城壁の下に、もっと古い建造物が埋まってる。王都ローデンが建設される前に、ここにドワーフの都市があったのか。
「リル、精霊にこの下を調べてもらえるか。どこまで続いてる」
「はい。――ノームが言ってます。この石の層、ずっと続いてるって。少なくとも北面の全域。深さはこのくらい……膝の下くらいまで」
北面の全域。城壁の下に、ドワーフの古い基礎が眠ってる。
「ルッカ、お前がさっき言ってた話を覚えてるか。ドワーフの山岳都市は、ドラゴンが来ても壊れなかったって」
「はい。石の中に柱を通して、山と一体にしてたって——」
「この基礎がそれか」
ルッカが黒い石をもう一度触った。今度はゆっくり、丁寧に。
「……かもしれません。この噛み合わせの溝、ただ石を固定してるんじゃない。力を隣の石に逃がすための構造です。一つの石が衝撃を受けたら、溝を通じて隣に分散する。隣もまた隣に分散する。全体で衝撃を受け止める仕組みです」
衝撃の分散、免震じゃなく制震に近い考え方だ。俺が砦の帰り道に考えてたのと、方向性が同じ。

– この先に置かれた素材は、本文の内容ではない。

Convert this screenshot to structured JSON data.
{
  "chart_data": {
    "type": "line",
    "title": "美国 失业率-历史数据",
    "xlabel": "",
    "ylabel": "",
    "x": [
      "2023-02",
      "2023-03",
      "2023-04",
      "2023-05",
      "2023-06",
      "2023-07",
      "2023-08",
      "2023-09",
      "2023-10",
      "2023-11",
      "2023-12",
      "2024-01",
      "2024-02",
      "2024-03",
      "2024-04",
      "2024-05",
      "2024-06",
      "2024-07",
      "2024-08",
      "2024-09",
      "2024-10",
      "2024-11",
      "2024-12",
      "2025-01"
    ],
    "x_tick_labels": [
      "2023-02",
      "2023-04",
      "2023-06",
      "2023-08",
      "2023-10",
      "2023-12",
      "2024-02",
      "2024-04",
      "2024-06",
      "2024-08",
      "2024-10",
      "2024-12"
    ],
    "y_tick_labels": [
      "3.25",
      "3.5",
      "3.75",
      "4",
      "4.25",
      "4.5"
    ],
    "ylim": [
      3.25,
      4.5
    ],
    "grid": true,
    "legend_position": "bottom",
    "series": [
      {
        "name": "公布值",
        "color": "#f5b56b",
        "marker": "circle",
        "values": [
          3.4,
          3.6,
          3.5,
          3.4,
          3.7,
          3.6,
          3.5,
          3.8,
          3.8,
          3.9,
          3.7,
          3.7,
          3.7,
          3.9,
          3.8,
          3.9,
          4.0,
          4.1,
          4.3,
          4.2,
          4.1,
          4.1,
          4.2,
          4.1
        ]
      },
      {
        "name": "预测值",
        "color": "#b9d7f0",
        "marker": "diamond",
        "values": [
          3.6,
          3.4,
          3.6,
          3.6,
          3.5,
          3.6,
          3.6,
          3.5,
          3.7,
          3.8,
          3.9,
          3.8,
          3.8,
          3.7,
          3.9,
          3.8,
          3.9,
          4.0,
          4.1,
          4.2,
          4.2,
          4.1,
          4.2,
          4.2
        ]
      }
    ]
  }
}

ドワーフは経験的にこの技術にたどり着いてたってことか。理論は知らなくても、何百年もドラゴンと共存してきた経験が、この溝を生み出した。
「ルッカ。この溝の寸法と角度を全部記録しろ。一つ残らずだ」
「はい!」
ルッカが目を輝かせて記録を始めた。自分のルーツに繋がる技術が、目の前にある。こいつにとっちゃ、金貨何枚分の価値がある発見だ。
* * *
夜。作業場で、ルッカが記録した溝のデータを眺めていた。
面白い。溝の角度が一定じゃない。場所によって微妙に変わってる。地盤の硬さに合わせて角度を調整してるんだ。硬い地盤の上では浅い溝、軟らかい地盤の上では深い溝。力の伝わり方を、地盤ごとに最適化してる。
理屈としては理解できる。だが、これを測定器もなしに経験だけで実現したドワーフの技術力は、正直すげえとしか言いようがない。
「旦那」
「なんだ」
「この技術、城壁の改修に使えますか」
「使える。ドワーフの噛み合わせとコンクリートを組み合わせる。古い基礎を活かして、その上にコンクリートの補強帯を打つ。噛み合わせの溝で衝撃を分散して、コンクリートで全体を固める」
「ドワーフの技術と、旦那の技術を、合わせるってことですか」
「そうだ。お前のじいちゃんの知恵と、俺の知識を組み合わせる。千年の経験と現代の材料。最強の組み合わせだ」
ルッカの目に涙が浮かんだ。
「……じいちゃんが言ってました。ドワーフの技術は、いつかきっと誰かの役に立つって。忘れちゃいけないって」
「忘れなくてよかったな」
「はい……」
ルッカが袖で目を拭いた。
おい、泣くな。泣かれると困る。
「ルッカ」
「はい」
「明日から忙しくなるぞ。お前には噛み合わせの溝を、新しい石に刻む仕事を任せる。ドワーフの工法を一番よく知ってるのはお前だ」
「……はい! 任せてください、親方!」
「おう。頼むぞ、ルッカ」
ガルドがにやにやしてる。リルが小さく拍手してる。カーラが寝てる。まあ、あいつはいつも通りだ。
さて。明日から城壁の改修だ。
ドワーフの千年と、俺の二十五年。合わせて千二十五年分の技術で、この壁を作り直す。
ドラゴンが来ても壊れない壁を。